For more statistics on smoking during pregnancy see: Pregnancy Risk Assessment Monitoring System (PRAMS) and Smoking, Data from 2000–2008.

What Are the Benefits of Quitting?

Quitting smoking will help you feel better and provide a healthier environment for your baby.

When you stop smoking—

  • Your baby will get more oxygen, even after just one day of not smoking.
  • There is less risk that your baby will be born too early.
  • There is a better chance that your baby will come home from the hospital with you.
  • You will be less likely to develop heart disease, stroke, lung cancer, chronic lung disease, and other smoke-related diseases.
  • You will be more likely to live to know your grandchildren.
  • You will have more energy and breathe more easily.
  • You will have more money that you can spend on other things.
  • Your clothes, hair, and home will smell better.
  • Your food will taste better.
  • You will feel good about what you have done for yourself and your baby.

Quitting Smoking Can Be Hard, But It Is One of the Best Ways a Woman Can Protect Herself and Her Baby’s Health.

If you or someone you know wants to quit smoking, talk to your health care provider about strategies.

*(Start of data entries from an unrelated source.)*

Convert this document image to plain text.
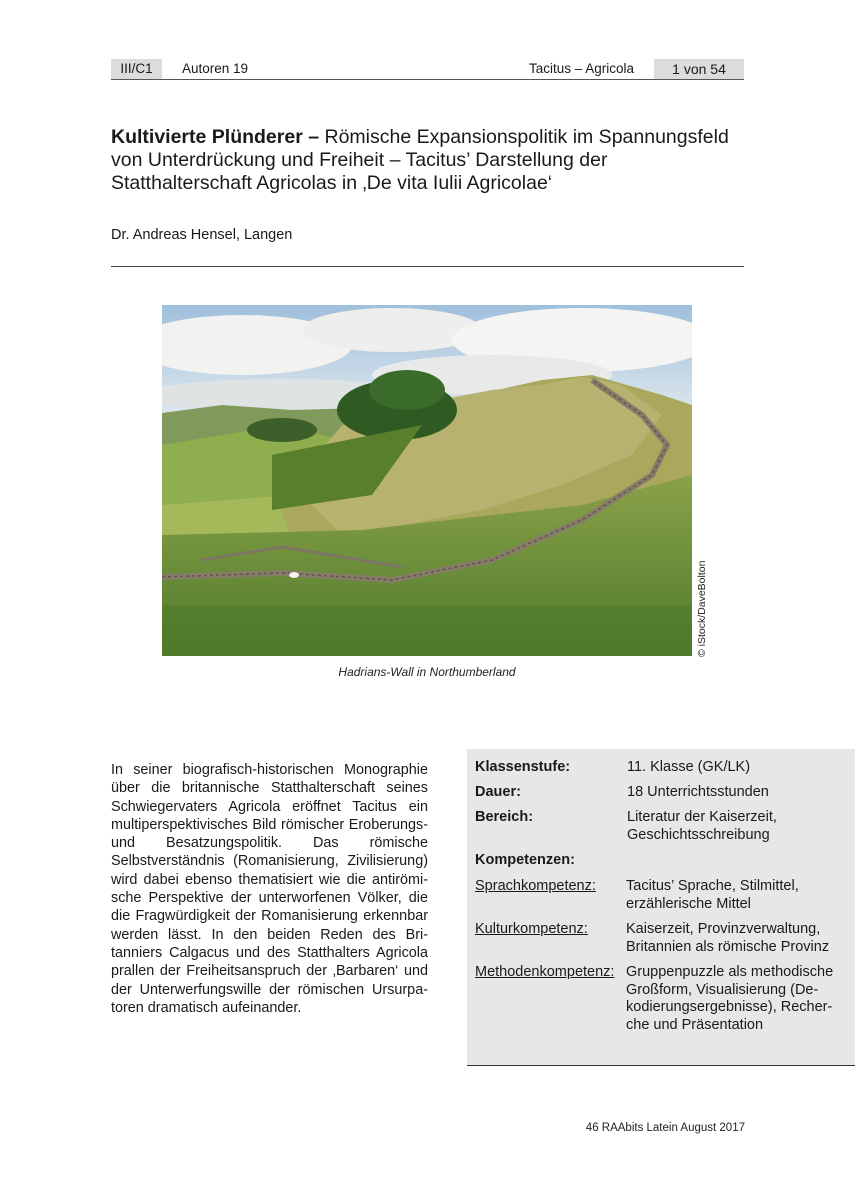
III/C1	Autoren 19	Tacitus – Agricola	1 von 54
Kultivierte Plünderer – Römische Expansionspolitik im Spannungsfeld von Unterdrückung und Freiheit – Tacitus’ Darstellung der Statthalterschaft Agricolas in ‚De vita Iulii Agricolae‘
Dr. Andreas Hensel, Langen
© iStock/DaveBolton
Hadrians-Wall in Northumberland

In seiner biografisch-historischen Monographie über die britannische Statthalterschaft seines Schwiegervaters Agricola eröffnet Tacitus ein multiperspektivisches Bild römischer Eroberungs- und Besatzungspolitik. Das römische Selbstverständnis (Romanisierung, Zivilisierung) wird dabei ebenso thematisiert wie die antirömische Perspektive der unterworfenen Völker, die die Fragwürdigkeit der Romanisierung erkennbar werden lässt. In den beiden Reden des Britanniers Calgacus und des Statthalters Agricola prallen der Freiheitsanspruch der ‚Barbaren‘ und der Unterwerfungswille der römischen Ursurpatoren dramatisch aufeinander.

Klassenstufe:	11. Klasse (GK/LK)
Dauer:	18 Unterrichtsstunden
Bereich:	Literatur der Kaiserzeit, Geschichtsschreibung
Kompetenzen:
Sprachkompetenz: Tacitus’ Sprache, Stilmittel, erzählerische Mittel
Kulturkompetenz:	Kaiserzeit, Provinzverwaltung, Britannien als römische Provinz
Methodenkompetenz: Gruppenpuzzle als methodische Großform, Visualisierung (Dekodierungsergebnisse), Recherche und Präsentation
46 RAAbits Latein August 2017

For support in quitting, including free quit coaching, a free quit plan, free educational materials, and referrals to local resources, please call 1-800-QUIT-NOW (1-800-784-8669); TTY 1-800-332-8615.

More free help and support resources are available for pregnant women and others who want to quit for good.

What Are the Effects of Other People’s Smoke (Secondhand Smoke) on My Health and My Child’s Health?

Breathing other people’s smoke can make children and adults who do not smoke sick.

  • Pregnant women who breathe other people’s cigarette smoke are more likely to have a baby who weighs less than if they did not breathe other people’s cigarette smoke.
  • Babies who are around cigarette smoke are more likely to have ear infections and more frequent asthma attacks than babies who are not around other people’s smoke.
  • Babies who breathe in other people’s cigarette smoke are more likely to die from Sudden Infant Death Syndrome (SIDS) than are infants who are not exposed to cigarette smoke.

In the United States, 88 million nonsmokers aged 3 years and older are exposed to secondhand smoke. Almost 32 million children and adolescents aged 3–19 years, or about half of children in this age group, are exposed to other people’s cigarette smoke.